The title graph is from ProInfoGAN below, an unsupervised discovery of high-quality Disentangled coding on Celeba-HQ.

I introduced a very simple “TVGAN” a few days ago. I wonder why no one has explicitly used such a simple thing before.

After a closer look at BigGAN today, I found that the SotA of Google was also using a very similar term LOSS. Let’s see why.

1. TVGAN training

First, review the TVGAN formula:

PENG Bo: TVGAN: A Simple and effective New GAN (and WGAN paper problems) Thinking about the theoretical details of DL (2)zhuanlan.zhihu.com

However, if you actually use it, you will find a problem:

If the output of D is rigidly mapped to [-1, 1] by tanh, then the gradient of G is easily lost (obviously, just as the gradient of MSE with CE is lost).

I guess that’s why people didn’t do it before.

The simple idea, then, is to remove the [-1,1] constraint and add a regular term hoping that the output of D is close to 0, for example:

But it feels so ugly.

So, I thought about it, came up with a strange trick, see the picture below:


Here are some of the things we tried, and the one that wasn’t commented out was the weird thing that came to mind:

  • For the true sample D(x) > 1, the gradient is simply zero (because it is sufficient).
  • Similarly, for the false sample D(x) < -1, the gradient is also zero (because it is sufficient).
  • We didn’t have to add any parameters, so that’s pretty good.
  • Another interesting thing about this is that now if D is too perfect, it will automatically stop and wait for G.
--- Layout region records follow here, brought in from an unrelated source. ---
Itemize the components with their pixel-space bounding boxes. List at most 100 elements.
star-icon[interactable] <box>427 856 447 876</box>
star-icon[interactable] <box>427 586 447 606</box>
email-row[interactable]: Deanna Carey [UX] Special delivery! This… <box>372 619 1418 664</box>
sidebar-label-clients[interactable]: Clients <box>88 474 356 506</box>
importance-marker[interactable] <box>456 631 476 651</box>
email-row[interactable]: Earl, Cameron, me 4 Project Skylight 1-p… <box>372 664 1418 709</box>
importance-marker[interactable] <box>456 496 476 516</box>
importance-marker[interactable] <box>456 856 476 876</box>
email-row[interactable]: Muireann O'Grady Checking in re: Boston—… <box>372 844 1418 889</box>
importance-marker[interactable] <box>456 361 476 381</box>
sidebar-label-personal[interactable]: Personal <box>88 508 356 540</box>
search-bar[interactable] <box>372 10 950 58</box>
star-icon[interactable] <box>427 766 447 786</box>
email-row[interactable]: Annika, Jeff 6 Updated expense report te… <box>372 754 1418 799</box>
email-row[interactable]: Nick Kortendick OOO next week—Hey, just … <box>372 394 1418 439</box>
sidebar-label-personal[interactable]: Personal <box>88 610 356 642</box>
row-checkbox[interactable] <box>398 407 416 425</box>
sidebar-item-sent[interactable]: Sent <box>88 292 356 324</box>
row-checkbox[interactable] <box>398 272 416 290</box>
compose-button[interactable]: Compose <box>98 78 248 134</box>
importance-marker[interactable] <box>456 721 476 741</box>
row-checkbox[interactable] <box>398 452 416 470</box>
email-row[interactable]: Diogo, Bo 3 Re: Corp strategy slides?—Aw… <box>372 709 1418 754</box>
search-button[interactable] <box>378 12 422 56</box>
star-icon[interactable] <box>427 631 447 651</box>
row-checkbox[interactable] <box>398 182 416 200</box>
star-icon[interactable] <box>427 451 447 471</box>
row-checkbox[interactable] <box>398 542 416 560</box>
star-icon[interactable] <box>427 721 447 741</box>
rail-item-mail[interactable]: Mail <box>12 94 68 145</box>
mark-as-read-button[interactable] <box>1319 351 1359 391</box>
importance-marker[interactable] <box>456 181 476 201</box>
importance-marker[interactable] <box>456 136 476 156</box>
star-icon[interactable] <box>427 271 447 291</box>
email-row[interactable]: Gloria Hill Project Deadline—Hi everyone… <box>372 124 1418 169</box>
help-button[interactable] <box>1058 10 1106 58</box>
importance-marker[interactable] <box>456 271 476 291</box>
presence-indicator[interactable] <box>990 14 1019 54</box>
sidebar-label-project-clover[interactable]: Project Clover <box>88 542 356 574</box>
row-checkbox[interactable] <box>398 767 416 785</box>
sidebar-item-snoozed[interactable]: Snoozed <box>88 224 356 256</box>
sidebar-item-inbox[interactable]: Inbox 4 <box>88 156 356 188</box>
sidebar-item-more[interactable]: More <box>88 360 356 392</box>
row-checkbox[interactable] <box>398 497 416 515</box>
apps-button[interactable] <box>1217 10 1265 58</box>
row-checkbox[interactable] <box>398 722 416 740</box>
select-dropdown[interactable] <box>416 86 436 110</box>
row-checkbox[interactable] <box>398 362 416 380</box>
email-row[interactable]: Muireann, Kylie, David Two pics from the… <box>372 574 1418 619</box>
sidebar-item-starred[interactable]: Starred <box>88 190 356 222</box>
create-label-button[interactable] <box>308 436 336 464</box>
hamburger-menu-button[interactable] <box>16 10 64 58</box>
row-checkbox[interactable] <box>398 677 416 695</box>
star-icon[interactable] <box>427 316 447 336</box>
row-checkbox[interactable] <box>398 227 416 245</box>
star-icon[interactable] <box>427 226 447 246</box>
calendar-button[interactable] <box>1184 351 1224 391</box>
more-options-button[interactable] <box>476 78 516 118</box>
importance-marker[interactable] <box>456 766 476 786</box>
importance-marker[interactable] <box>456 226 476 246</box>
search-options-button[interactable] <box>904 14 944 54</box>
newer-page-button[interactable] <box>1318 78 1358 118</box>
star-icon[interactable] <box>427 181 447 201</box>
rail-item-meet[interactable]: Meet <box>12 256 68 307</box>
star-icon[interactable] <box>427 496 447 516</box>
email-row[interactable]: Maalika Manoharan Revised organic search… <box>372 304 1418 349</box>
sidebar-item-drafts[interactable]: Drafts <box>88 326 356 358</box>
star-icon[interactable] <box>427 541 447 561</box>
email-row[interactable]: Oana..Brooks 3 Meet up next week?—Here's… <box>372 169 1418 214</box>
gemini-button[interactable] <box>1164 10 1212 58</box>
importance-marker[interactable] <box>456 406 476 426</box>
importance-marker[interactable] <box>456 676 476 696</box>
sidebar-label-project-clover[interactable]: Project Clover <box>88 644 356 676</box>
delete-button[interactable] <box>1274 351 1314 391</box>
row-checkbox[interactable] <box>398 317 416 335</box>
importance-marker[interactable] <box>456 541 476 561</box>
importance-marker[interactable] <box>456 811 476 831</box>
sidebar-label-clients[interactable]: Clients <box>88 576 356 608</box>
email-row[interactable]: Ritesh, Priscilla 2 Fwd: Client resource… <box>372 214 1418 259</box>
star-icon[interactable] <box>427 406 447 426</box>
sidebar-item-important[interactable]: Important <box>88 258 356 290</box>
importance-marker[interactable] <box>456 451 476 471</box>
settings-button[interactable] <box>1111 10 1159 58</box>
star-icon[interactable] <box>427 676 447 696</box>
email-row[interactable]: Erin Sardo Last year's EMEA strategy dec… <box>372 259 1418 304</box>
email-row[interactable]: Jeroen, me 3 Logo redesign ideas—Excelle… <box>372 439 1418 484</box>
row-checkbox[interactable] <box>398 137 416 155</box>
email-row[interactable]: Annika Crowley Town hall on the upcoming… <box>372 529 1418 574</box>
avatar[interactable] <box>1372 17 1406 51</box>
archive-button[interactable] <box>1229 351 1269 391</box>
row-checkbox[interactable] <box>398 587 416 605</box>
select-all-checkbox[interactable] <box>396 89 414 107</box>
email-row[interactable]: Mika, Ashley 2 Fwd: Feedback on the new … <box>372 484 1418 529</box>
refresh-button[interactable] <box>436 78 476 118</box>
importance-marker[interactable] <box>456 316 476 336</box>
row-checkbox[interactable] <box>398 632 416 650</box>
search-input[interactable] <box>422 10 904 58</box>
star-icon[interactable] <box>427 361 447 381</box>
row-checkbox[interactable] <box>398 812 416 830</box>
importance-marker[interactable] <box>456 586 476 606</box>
If I write it in the formula, it is:

Also, the first GGG in the code is another gradient scheme, which seems to work. The third GGG is plain GAN (apparently).

In fact, many different gans are just gradients. We could have gotten rid of the nonlinearity at the end of D and just changed the gradient.

It should be noted that G cannot be used in a similar way, as shown in the figure below:


For mysterious reasons, G will still use the original Loss, i.e., fixed gradient. Otherwise it would seem that G would be too weak relative to D, and there would be no image.

In fact, G Loss in original GAN is also different from D Loss.


BigGAN’s LOSS: Coincidence

Today I wanted to check out the latest progress, so I perused BigGAN’s paper:

[1809.11096] Large Scale GAN Training for High Fidelity Natural Image Synthesisarxiv.org


Found BigGAN using this so-called Hinge loss (from SA-GAN) :


It is easy to see that the method of loss of D and G here is exactly the same as that of “TVGAN”, which is really a coincidence, haha.

Of course, AS I have said before, the loss of GAN is not that important, so there is nothing to boast about, but it can prove that this method is reasonable.

BigGAN also has spectral normalization, which I personally regard as a general technique, the same property as BN.

BigGAN also made a number of interesting choices. Google doesn’t care if the model is “neat and elegant” at all (so feel free to give D and G different learning rates, D-D-G training cycles, etc.), only if it works well.

BigGAN works well because Attention is so important, just like BERT. With Attention, almost everything is solved by violence.

Google also explicitly stated that maybe BigGAN is so big that it will collapse at the back, and they don’t understand the underlying cause. So now I’m reporting the results before the collapse.


I don’t have a TPU cluster and can only guess. What BigGAN lacks, I guess, can be filled in by InfoGAN modules. Let’s move on.


3. ProInfoGAN and Feelings

This is a little known search to the latest results, the effect is very good. I was going to do something similar, but now there seems to be nothing left to do.

jonasz/progressive_infogangithub.com

Unsupervised discovery of high quality disentangled coding! This is one of the holy grails of unsupervised learning.

Please enjoy the video (Youtube, need to climb the wall), the effect is very good:

https://youtu.be/U2okTa0JGZgyoutu.be

In fact, it’s a combination of NVidia’s progressive GAN (ProGAN) and InfoGAN:

  • It found that the addition of regularization to aN InfoGAN module made GAN much more stable. Ordinary GAN loss is enough, it won’t collapse.
  • It requires different codes to correspond to different scales (changing eye color, for example, would certainly not be visible in a small image), and other tricks to achieve very high quality code separation.
  • For tips, see the draft of his paper.

Effect, turn left and right:


Mouth zhang he2:


Let’s go to Youtube, it’s much better, it’s amazing.

Totally unsupervised, with 80 meaningful dimensions, all of high quality.


4. Think

Is GAN close to its final form? You can imagine BigInfoGAN being strong.

Feed more data, enlarge the model, really Sky is the limit.

Technically, it still doesn’t know anything, but it’s strong.